Он явно сразу не схватывал смысл моего вопроса и слова не приходили ему сразу в голову; каждый ответ вызывал у него мучительные поиски.
"Попробуйте прочитать эту страничку!" — "...Нет, что это?.. не знаю... я не понимаю что это... Нет... какое это?". Он пытался рассматривать листок, ставя его боком перед левым глазом, переводил его в стороны, удивленно разглядывая слова и буквы: "Нет... не могу!..". "Ну, тогда напишите свое имя, откуда вы?". И снова мучительные попытки: рука как-то неловко берет карандаш, сначала не тем концом, потом карандаш начинает искать бумагу, снова безуспешные попытки — но буквы не получаются — он растерян — он ничего не может написать! Он действительно стал неграмотным. "Ну, попробуйте посчитать, что-нибудь простое, например, сложите семь и шесть!.." — "Семь... шесть... как же это... семь... нет, я не могу.., нет, я совсем не знаю...". "Ну, посмотрите на привале", — "...вот ...что же ...сидит ...и этот ...а здесь как-то... что же это? И вот этот... не знаю... наверное здесь что-то... ну как же это?!...". "А теперь поднимите вашу правую руку!" — "Правая... правая... левая... нет, я не знаю... Где же правая рука?!.. Что такое правый... или левый... Нет... Нет... У меня ничего не выходит...".

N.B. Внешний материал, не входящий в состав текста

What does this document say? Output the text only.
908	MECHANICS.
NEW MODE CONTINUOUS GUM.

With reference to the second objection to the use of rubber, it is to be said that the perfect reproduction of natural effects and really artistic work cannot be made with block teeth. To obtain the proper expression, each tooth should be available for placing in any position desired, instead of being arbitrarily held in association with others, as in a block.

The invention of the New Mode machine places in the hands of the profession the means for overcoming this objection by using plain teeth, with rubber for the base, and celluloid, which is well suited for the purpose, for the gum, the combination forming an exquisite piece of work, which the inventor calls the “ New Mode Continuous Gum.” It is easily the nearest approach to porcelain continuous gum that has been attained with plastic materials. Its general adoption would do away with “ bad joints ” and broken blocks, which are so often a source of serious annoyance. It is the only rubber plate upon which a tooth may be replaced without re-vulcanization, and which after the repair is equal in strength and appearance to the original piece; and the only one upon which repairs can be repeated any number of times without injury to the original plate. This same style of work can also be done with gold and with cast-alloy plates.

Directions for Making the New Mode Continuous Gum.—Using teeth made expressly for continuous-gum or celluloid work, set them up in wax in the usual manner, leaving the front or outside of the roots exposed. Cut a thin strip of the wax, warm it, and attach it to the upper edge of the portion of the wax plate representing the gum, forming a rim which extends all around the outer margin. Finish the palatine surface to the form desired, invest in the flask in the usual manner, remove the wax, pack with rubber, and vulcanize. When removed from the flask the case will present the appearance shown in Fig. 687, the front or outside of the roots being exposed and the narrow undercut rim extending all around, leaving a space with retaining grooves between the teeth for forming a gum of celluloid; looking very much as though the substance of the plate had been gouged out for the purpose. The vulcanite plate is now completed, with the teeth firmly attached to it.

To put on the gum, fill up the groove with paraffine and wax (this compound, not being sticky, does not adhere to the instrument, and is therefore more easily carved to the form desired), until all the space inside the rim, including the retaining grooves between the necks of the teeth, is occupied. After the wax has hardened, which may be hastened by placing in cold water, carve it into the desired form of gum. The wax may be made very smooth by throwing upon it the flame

Какие мучительные, судорожные попытки вызывает каждый вопрос, какие острые переживания беспомощности он рождает.
"Ну, тогда расскажите, как вы пошли на фронт" - "...ну... уже стало тут... это... стало у нас складываться... нехорошее... отступать... ну... и тут все!... Я уже решил, что все... раз уж такое дело вышло... ну вот... Ну вот... Меня проучили... сколько?.. Пять... это... потом меня выпустили... и потом наступление... Я ясно помню... это... ну вот ранили... ну вот и все...". Как мучительно пробовать рассказать о том, что еще свежо в памяти, как безуспешны попытки найти нужные слова!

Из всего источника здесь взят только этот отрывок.